Speaker: Dr. Shizhen Zhao Purdue University
Time: 2017-11-16 10:30-2017-11-16 11:30
Venue: FIT 1-222
Uncertainty exits all the time in many network systems, and may significantly hurt system robustness. Existing uncertainty-management approaches either have very high complexity (e.g., curse of dimensionality in dynamic programming), or do not provide worst-case performance guarantee (e.g., Lyapunov optimization, Receding Horizon Control), or do not deal with sequential decisions (e.g., Robust Optimization). We propose to use online algorithms to make robust sequential decisions under future uncertainty. Simple online algorithms can provide worst-case performance guarantee for sequential decisions even if nothing is known about the future uncertainty. However, such performance guarantee is usually weak because of no future knowledge.

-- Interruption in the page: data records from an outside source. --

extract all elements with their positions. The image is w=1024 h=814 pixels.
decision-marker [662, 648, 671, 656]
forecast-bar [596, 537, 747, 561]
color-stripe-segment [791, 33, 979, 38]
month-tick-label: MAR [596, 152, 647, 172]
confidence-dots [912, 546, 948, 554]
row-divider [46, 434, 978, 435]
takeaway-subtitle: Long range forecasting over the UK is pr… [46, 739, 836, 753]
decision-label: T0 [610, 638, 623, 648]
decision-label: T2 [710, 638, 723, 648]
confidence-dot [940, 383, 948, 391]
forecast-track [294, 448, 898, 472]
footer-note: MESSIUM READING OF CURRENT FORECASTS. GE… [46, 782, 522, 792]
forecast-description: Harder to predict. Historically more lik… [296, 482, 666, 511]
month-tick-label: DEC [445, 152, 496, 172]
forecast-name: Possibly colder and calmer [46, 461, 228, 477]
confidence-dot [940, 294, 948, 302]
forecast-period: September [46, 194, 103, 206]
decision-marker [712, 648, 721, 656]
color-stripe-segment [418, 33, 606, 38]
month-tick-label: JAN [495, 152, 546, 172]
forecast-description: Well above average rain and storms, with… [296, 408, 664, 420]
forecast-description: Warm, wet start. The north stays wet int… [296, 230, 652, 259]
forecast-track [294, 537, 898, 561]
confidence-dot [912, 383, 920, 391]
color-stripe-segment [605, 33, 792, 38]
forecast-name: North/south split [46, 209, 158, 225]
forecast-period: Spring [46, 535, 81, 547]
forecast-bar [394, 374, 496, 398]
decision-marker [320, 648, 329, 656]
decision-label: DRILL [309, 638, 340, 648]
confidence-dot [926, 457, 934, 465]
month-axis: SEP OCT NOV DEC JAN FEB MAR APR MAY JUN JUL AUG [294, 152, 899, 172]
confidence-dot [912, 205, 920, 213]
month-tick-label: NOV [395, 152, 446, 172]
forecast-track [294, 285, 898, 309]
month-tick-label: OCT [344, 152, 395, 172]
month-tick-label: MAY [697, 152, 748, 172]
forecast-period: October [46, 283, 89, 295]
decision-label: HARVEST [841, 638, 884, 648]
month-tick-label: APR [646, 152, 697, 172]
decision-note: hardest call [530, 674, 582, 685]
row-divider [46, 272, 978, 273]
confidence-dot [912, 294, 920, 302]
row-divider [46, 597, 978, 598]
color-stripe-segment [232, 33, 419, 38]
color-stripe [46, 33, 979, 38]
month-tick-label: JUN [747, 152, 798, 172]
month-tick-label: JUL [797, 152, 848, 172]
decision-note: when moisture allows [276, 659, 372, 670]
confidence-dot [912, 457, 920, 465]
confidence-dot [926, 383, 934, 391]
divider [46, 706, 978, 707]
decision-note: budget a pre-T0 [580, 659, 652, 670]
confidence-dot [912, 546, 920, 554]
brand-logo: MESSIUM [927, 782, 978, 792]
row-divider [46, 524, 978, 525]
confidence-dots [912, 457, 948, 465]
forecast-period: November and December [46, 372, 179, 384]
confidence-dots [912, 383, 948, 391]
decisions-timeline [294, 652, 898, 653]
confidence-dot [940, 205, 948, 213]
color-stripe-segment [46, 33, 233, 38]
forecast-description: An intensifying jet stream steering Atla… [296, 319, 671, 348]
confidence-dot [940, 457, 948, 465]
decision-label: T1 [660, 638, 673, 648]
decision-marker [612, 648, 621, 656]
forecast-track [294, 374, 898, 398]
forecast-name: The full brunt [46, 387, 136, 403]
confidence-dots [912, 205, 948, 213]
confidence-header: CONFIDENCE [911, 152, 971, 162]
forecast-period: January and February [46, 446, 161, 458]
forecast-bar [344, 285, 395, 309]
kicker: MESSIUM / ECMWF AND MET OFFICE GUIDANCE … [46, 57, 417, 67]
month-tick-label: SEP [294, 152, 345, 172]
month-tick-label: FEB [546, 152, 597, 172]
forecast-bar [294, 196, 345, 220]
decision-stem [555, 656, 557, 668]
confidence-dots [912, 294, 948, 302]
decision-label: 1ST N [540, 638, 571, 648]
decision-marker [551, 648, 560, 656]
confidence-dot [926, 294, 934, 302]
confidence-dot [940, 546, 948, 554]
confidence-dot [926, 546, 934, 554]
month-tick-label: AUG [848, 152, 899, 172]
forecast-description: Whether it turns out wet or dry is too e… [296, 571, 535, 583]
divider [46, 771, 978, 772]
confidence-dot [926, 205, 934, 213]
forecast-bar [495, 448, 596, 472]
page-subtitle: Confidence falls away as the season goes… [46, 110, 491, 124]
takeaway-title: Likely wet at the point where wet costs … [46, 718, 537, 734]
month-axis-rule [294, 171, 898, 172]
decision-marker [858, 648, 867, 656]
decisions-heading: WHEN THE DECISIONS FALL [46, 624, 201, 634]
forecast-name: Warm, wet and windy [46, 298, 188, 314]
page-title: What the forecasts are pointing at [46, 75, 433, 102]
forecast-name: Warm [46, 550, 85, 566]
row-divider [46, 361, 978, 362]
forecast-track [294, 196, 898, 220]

In this talk, we discuss how to use "partial future knowledge" to design better online algorithms, in the context of peak-minimizing EV charging. The key challenge here is to decide what partial future knowledge to obtain, and how to best utilize such partial future knowledge to provide stronger performance guarantee. From methodology point of view, we first propose a 2-level increasing precision model (2-IPM), to capture partial future knowledge. We then develop a powerful computational approach that can compute the optimal competitive ratio under 2-IPM over any online algorithm, and also online algorithms that can achieve the optimal competitive ratio. From algorithm point of view, we note a dilemma for online algorithm design: an online algorithm with good competitive ratio may exhibit poor average-case performance. We then propose a new Algorithm-Robustification procedure that can convert an online algorithm with good average-case performance to one with both the optimal competitive ratio and good average-case performance. We have validated our solution using both rigorous analysis and real-data simulation.
Shizhen Zhao received his B.S. from Shanghai Jiao Tong University, China in 2010, and Ph.D. degree under the supervision of Prof. Xiaojun Lin, from Purdue University, West Lafayette, IN, in 2015. He is currently working on Google's large-scale network infrastructure. His research interests are in the analysis, control and optimization of data center networks, smart grid, and wireless networks. He has published papers on top conferences, including MOBICOM 2011, INFOCOM 2012/2014/2015/2016, and top journals, including IEEE/ACM Transactions on Networking and IEEE Transactions on Automatic Control.